De conclusie over het totale aantal branden en verwoeste dorpen is gebaseerd op branden waarvan vrijwel zeker is dat ze opzettelijk zijn aangestoken. De onderzoekers hebben zo nauw mogelijk geprobeerd ‘toevallige’ branden – die bijvoorbeeld zijn ontstaan als gevolg van beschietingen of hitte – te identificeren en uit te sluiten, maar benadrukt dat uiteindelijk sprake blijft van een foutmarge en de conclusies niet volledig definitief zijn.

Militieleden met jerrycans

Uit het CIR-onderzoek blijkt dat sommige dorpen meer dan eens zijn afgebrand, dat kampen voor ontheemden in brand zijn gestoken waardoor mensen opnieuw moesten vluchten, en dat dorpen die dicht bij elkaar liggen in dezelfde periode in brand zijn gestoken. Veel sociale media-beelden die door CIR zijn onderzocht, en ook zijn ingezien door NRC, tonen militieleden met jerrycans, met op de achtergrond huizen die in vlammen opgaan en straten bezaaid met lichamen.

Lees ook In Soedan woedt een van de ernstigste vernietigingsoorlogen ooit in Afrika

Een Zuid-Soedanees meisje staat op een boot vol bezittingen van families die op 14 februari de oorlog zijn ontvlucht. De boten nemen dagelijks honderden vluchtelingen mee op een reis die dagen duurt.
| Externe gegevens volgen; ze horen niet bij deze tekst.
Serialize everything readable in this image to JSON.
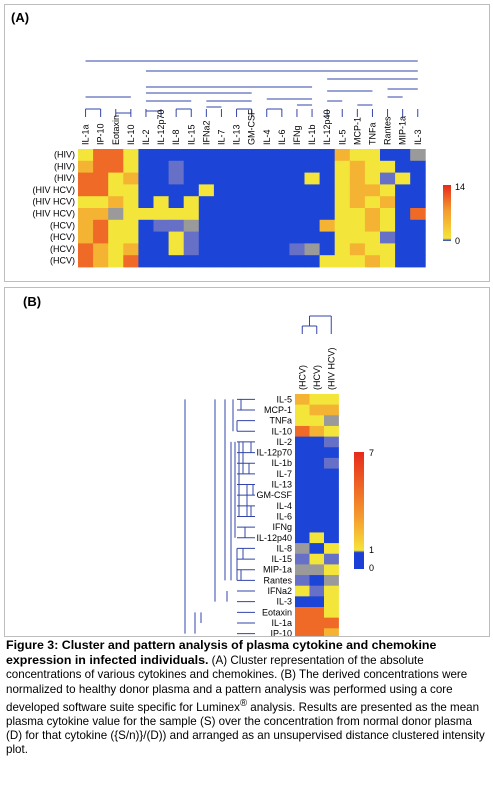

„In steden zoals Misterei, vlak bij de grens met Tsjaad, waar tienduizenden mensen wonen, hebben we de afgelopen maanden branden gezien waarbij hele delen van de stad slechts enkele dagen na elkaar in vlammen zijn opgegaan”, aldus -Anouk Theunissen van Sudan Witness. „Deze verwoestingen hebben velen gedwongen hun huizen te verlaten en degenen die zijn achtergebleven leven in angst.” Eerder berichtte mensenrechtenorganisatie Human Rights Watch over ten minste 28 standrechtelijke executies in dezelfde stad.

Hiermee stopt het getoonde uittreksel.